As someone who doesn’t really do well in large crowds, this turned out well. They had a quiet room which I used a few times to catch my breath. Also hung out with people in the quieter areas to work on the CTF.

I didn’t do the main CTF. I took a stab at it, and realized that it was far beyond me. Going to have to study up on tools and techniques and give it a try at the next con I go to.

All in all, it was a good experience, and I’m now looking forward to my next conference.

Adventures with Linux

One of the areas that I’m weak with when it comes to is IT. Sure, I’ve done some basic things with RaspPi, and I can do some ESXI stuff, but by and large, I’m pretty lost when it comes to Linux.

Since the best way to learn something is to jump right in, over the weekend I installed Debian on my main laptop. My primary use of my laptop is RDP when I travel (over a VPN of course) to my main desktop, so this was a low-risk move. However, it would give me the option to really dig into it.

Right off the bat, I hit some difficulties. Debian doesn’t include WiFi drivers for my wireless card (an Intel one). I had to download those from Debian’s site and drop them on my USB key. That was a bit of a surprise.

However, once I was past that, the rest of the install went smoothly. Once I was in and set up, I spent some time getting all the things set up the way I liked.

All the other drivers seemed to be set up automatically. I remember (years ago) having to fight with display drivers, but all that was seamless.

I then started installing the software that I wanted to use. Since I use O365 for most everything, I just ran that through the browser, and called it day. Same with WhatsApp. However, I saw that Slack had an app, so I used that instead.

Just for fun, I installed Steam.
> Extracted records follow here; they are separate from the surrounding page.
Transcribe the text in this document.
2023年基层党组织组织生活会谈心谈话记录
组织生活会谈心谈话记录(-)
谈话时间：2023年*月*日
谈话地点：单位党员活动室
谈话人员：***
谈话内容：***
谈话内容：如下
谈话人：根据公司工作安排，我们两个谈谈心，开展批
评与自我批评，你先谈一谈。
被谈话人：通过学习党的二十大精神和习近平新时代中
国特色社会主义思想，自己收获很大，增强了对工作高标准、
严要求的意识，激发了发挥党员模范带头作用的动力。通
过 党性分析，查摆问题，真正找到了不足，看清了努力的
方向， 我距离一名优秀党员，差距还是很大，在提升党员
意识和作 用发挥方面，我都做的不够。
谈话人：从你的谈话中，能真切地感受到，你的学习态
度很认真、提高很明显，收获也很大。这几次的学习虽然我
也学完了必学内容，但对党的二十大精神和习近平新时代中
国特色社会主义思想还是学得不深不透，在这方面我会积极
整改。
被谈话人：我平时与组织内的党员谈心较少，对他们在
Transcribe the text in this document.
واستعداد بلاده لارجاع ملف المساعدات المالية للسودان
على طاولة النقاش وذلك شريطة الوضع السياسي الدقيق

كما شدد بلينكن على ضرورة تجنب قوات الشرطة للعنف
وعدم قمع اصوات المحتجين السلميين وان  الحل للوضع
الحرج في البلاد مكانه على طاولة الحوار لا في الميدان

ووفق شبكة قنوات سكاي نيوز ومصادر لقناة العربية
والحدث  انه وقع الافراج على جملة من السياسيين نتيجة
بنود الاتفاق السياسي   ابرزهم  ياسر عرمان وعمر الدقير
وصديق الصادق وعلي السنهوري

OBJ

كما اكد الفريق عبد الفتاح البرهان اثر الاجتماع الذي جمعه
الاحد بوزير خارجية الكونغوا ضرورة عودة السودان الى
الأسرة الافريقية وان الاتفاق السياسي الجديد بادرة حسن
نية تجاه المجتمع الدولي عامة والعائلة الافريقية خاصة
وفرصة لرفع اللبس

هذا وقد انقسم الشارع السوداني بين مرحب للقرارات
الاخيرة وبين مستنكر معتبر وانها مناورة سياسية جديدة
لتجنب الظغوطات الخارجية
I was surprise to see the amount of supported games that they had added. I did some reading, and it looks like a lot of them run using emulators. I’ll have to do some testing on that at a later date. While my laptop isn’t much for gaming, I’ve always enjoyed playing simpler games on it, like Darkest Dungeon, Sunless Seas, and Stardew Valley.

I’ll be adding more writings on this as I go.

OpenHab Part 3: More Hue

Finished getting all of my lights configured with OpenHAB, as well as configuring the sitemap.

Once I got the initial syntax down yesterday, the rest progressed very quickly.

What took most of the time, however, was getting my sitemap configured. Took me about 2 hours of comparing config files, and reading help files to realize that I hadn’t capitalized “switch” at one point in the config.

Oops.

Once I fixed that, the rest came together very quickly.

Next up, getting my smartthings connected. But that’s for tomorrow.